As a modern fashion statement, the corset is less than subtle. Corsets are even more of a powerful symbol of female self-restriction when worn outside the clothing, in the quasi-burlesque style adopted by contemporary mainstream fashion: ‘control’ underwear as style statement. The statement in particular, of course, is one of voluntary submission to the idea that women need to be controlled physically and psychologically more than they need freedom of breath and movement. Worn as a fashion accessory, the corset as armour overpowers the rest of an outfit just as it restricts the wearer’s activity – the corset wears the woman, shaping the persona she projects and the nature of the power that she commands. Umberto Eco comments upon the nature of female body-armour in Faith in Fakes: Travels in Hyperreality:
“…the age-old female spell is due also to the fact that society has imposed armours on women, forcing them to neglect the exercise of thought. Woman has been enslaved by fashion not only because, in obliging her to be attractive, to maintain an ethereal demeanour, to be pretty and stimulating, it made her a sex object; she has been enslaved chiefly because the clothing counseled for her forced her psychologically to live for the exterior. And this makes us realise how intellectually gifted and heroic a girl had to be before she could become, in those clothes, Madame de Sévigné, Vittoria Colonna, Madame Curie, or Rosa Luxemburg.”

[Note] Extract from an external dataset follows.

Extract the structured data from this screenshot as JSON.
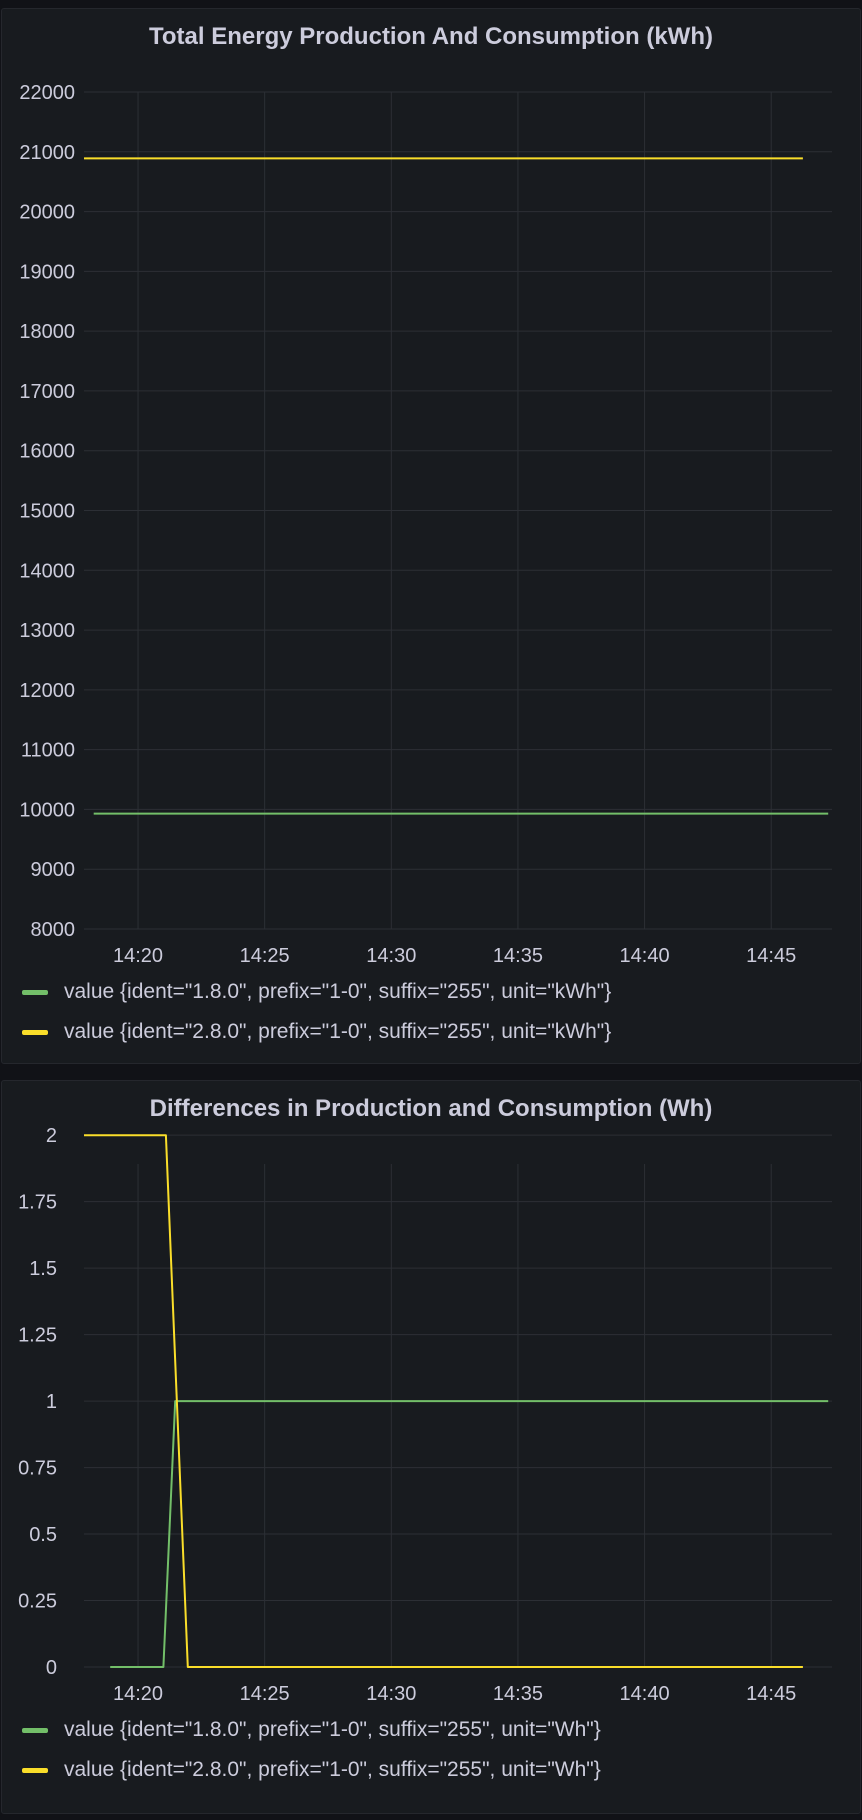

Modern fans of the garment claim that wearing the corset today is an entirely different matter, because it is not compulsory and wearers are in fact subverting the dominant paradigm. This is, of course, nonsense – nonsense as suspect as the claim that ‘lads’ mags’ are harmless works of irony whose opponents can’t take a joke. In reality, the notion that the female body needs to be controlled and tamed by any means necessary is very much still with us.
As Naomi Wolf noted in The Beauty Myth, corsets and girdles did not so much disappear in the mid-20th century as become internalised through diet, exercise and plastic surgery. Where once we were expected to control our messy, unappealing female bodies with the help of iron, steel, whalebone, lycra and bootlace-cinching, with all the associated breathing and digestive disorders, that discipline is now expected to come from within, exerted onto the flesh itself – and often with equally harmful consequences. While fashion moguls of the 21st century try to shove every hopeless Bridget Jones back into ‘control pants’, we are still wrestling against pressure to don the ‘Invisible Corset’ – the backbreaking work of exercise, self-starvation or painful operations required to maintain an unnaturally slim, toned body.
Self-restriction and bodily self-discipline are very far from light-hearted ‘choices’ for women at the turn of the 21st century. On the contrary, if we do not exercise a hefty amount of ‘control’ over these wayward female bodies of ours, we face disrespect, ostracisation and plummeting self-esteem. Young girls dressing up in corsets are playing with an ideal of carefree choice that does not, in fact, exist.